British officials drop charges against parents
The British parents who took their critically ill child for treatment abroad without doctors' consent were released from custody in Spain on Tuesday after authorities in Britain dropped charges of child cruelty against them. The National Court in Madrid said in a statement that a judge ordered the couple's immediate release after receiving official notification from Britain that authorities there were no longer seeking their extradition to answer charges. Their 5-year-old son Ashya, who has a severe brain tumor, has been cared for in a hospital in Malaga, 310 miles from Madrid, while they were held. Brett and Naghemeh King were met by two cars as they left the Soto del Real prison outside Madrid.
Joan Rivers is on life support
Joan Rivers' family confirmed Tuesday that the comedian was on life support after going into cardiac arrest last week during a procedure at a doctor's office. Her daughter, Melissa Rivers, said in a statement that her mother was on life support "at this time." Joan Rivers, 81, was taken to Mount Sinai Hospital in Manhattan on Thursday.
Lawmakers stand by prime minister
Pakistani lawmakers Tuesday met in an emergency session to express support for Prime Minister Nawaz Sharif, after days of violent protests had appeared to bring the government to the brink of collapse. Thousands of protesters, many armed with sticks and batons, remained camped outside Parliament in Islamabad, demanding the resignation of Sharif and accusing him of electoral fraud, nepotism and corruption. But after three days of clashes between protesters and security forces that left three dead and hundreds wounded, there were no reports of violence Tuesday.

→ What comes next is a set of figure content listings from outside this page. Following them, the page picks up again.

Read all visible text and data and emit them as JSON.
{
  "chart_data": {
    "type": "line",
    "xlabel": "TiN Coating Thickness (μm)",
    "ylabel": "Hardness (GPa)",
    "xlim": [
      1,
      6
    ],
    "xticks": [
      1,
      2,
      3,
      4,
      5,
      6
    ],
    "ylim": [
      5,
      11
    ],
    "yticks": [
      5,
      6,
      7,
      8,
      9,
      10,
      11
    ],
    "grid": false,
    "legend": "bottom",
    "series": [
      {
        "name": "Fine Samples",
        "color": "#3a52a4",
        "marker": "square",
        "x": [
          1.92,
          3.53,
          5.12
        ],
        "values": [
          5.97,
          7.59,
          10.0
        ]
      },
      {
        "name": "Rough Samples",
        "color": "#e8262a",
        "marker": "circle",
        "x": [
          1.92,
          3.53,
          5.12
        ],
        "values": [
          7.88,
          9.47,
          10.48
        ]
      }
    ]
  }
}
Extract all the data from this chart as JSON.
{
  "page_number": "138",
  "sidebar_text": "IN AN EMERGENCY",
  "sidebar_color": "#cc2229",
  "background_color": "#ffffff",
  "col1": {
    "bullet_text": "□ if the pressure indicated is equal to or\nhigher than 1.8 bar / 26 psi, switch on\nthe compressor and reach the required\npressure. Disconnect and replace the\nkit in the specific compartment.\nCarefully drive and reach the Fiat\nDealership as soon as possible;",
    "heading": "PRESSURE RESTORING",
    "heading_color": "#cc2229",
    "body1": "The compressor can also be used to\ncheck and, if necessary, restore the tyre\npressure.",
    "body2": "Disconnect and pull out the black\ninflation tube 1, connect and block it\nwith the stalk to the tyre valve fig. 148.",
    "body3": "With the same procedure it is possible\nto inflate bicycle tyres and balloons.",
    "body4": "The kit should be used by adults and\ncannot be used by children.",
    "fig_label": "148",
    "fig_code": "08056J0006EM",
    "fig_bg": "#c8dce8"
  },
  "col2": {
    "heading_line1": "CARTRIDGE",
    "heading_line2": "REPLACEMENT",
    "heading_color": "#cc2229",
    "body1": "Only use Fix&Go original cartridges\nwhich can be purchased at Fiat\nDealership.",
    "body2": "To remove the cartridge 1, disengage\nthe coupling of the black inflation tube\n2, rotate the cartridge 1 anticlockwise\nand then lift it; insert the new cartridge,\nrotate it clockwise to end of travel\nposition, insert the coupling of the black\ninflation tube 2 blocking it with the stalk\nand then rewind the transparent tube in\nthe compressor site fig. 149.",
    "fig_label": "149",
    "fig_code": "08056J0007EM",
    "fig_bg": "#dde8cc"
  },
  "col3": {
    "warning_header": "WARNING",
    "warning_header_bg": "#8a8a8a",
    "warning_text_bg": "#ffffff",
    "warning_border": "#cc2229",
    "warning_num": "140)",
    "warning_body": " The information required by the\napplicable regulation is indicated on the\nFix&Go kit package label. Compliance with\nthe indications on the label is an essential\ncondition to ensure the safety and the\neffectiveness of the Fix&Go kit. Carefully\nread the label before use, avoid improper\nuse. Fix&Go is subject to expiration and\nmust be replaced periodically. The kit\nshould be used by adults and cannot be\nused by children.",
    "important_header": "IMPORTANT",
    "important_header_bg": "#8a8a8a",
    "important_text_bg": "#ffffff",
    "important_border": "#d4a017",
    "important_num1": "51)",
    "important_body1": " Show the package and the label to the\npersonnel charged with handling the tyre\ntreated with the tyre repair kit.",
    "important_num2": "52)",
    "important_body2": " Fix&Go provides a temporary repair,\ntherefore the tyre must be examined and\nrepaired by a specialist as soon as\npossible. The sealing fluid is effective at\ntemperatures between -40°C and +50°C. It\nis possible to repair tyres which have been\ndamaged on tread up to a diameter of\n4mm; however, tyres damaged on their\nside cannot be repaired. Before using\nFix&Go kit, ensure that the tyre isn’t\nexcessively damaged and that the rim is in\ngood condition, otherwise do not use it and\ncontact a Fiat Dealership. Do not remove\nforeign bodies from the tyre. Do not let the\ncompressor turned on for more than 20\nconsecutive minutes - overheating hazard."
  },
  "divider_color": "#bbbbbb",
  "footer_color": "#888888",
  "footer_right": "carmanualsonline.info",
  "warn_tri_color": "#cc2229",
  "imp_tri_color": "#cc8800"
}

Richmond, Va.: Jurors opened deliberations in the federal corruption trial of former Virginia Gov. Robert McDonnell and his wife, Maureen, on Tuesday. They will resume their work today.
Detroit: Opening statements in Detroit's bankruptcy trial began Tuesday in U.S. court, where lawyers for the city will attempt to persuade a judge to approve the city's plans to wipe out billions of dollars in debt.
Nashville: Thirty teenagers escaped from a detention center, and by Tuesday evening seven were still on the run, authorities said.